The ITS enables key physics goals of ALICE: precise reconstruction of Charm quark and Bottom quark hadrons, separation of primary and secondary vertices for studies of Open heavy-flavour production, and measurements of low-transverse-momentum particles relevant to collective phenomena such as Elliptic flow and Jet quenching. ITS data support comparisons with models from groups working on Hydrodynamics (physics), Perturbative QCD, and transport models developed by researchers at CERN Theory, IPhT, SUBATECH, and Lawrence Berkeley National Laboratory. Results inform global analyses including inputs to efforts by Particle Data Group and contribute to multi-experiment comparisons with ATLAS, CMS, LHCb, and heavy-ion experiments at facilities like RHIC. ITS measurements underpin searches for rare processes analogous to work done at Belle II and BaBar and support heavy-ion programs parallel to NA60 and NA49.

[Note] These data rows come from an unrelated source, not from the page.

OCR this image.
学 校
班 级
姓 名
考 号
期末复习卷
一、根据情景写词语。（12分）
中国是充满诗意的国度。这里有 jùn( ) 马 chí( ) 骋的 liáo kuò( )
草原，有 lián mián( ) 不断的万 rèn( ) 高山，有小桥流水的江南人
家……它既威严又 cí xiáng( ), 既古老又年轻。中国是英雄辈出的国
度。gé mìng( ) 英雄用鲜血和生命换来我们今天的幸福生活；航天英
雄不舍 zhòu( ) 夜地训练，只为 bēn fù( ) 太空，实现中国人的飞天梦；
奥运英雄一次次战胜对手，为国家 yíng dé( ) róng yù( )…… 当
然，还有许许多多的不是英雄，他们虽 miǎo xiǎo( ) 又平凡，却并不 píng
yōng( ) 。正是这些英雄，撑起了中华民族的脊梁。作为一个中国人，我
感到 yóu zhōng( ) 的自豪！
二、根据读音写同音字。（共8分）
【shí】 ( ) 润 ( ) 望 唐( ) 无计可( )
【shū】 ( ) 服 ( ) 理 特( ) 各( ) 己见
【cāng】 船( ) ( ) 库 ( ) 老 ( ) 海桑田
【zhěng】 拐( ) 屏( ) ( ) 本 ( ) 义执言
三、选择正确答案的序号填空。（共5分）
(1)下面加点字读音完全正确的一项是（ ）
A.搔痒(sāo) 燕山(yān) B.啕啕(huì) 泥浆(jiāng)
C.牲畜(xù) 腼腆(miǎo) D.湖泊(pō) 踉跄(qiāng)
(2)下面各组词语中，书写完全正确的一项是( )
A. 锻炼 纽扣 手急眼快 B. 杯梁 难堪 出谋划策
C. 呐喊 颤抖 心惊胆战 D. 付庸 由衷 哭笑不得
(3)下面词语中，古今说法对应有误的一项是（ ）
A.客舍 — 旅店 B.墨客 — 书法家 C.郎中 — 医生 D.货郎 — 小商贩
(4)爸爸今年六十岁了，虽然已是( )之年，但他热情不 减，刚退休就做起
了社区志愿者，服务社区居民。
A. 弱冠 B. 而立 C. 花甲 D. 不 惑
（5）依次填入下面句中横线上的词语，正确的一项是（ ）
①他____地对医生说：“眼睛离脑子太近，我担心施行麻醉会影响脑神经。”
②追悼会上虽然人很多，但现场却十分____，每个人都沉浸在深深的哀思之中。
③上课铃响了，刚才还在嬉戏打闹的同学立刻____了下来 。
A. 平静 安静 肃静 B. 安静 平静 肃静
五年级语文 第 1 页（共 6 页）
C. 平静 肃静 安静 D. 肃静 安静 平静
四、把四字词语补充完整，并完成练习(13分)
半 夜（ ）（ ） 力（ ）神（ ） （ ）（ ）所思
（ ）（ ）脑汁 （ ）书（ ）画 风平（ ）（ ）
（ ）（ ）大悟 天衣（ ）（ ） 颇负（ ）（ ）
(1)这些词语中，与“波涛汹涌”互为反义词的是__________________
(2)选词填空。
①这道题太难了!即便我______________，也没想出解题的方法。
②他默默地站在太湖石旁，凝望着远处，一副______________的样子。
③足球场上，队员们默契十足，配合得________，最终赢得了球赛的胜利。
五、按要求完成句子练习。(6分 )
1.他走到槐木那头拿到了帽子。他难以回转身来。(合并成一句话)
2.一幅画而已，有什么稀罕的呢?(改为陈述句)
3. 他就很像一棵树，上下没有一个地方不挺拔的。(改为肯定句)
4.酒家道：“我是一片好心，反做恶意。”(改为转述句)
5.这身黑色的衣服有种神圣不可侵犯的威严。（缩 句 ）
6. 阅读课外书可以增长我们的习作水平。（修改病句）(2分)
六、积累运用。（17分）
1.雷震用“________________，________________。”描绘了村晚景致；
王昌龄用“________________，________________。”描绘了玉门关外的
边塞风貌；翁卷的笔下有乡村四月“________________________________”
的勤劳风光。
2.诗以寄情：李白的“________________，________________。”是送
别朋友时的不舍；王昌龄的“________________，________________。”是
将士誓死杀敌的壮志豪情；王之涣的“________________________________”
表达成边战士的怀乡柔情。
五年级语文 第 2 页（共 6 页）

An ITS upgrade replaced or enhanced original layers with monolithic active pixel sensors developed under collaborations among CERN Microelectronics, Fondazione Bruno Kessler, Politecnico di Milano, and SUBATECH. Upgrade goals parallel those of Inner Tracking System Upgrade projects at other LHC experiments, aiming for improved granularity, readout speed, and radiation hardness comparable to advances pursued by ALICE Upgrade Project teams and detector R&D consortia like RD53. Future developments consider integration with high-level trigger enhancements similar to programs at ATLAS Trigger and CMS High Level Trigger, and coordination with computing frameworks from CERN OpenLab and WLCG partners such as CERN IT, CC-IN2P3, and KIT. Ongoing collaborations include universities and labs such as University of Bergen, University of Padua, University of Birmingham, Uppsala University, and University of Tokyo to expand physics reach into run campaigns at the Large Hadron Collider and planned facilities like FAIR.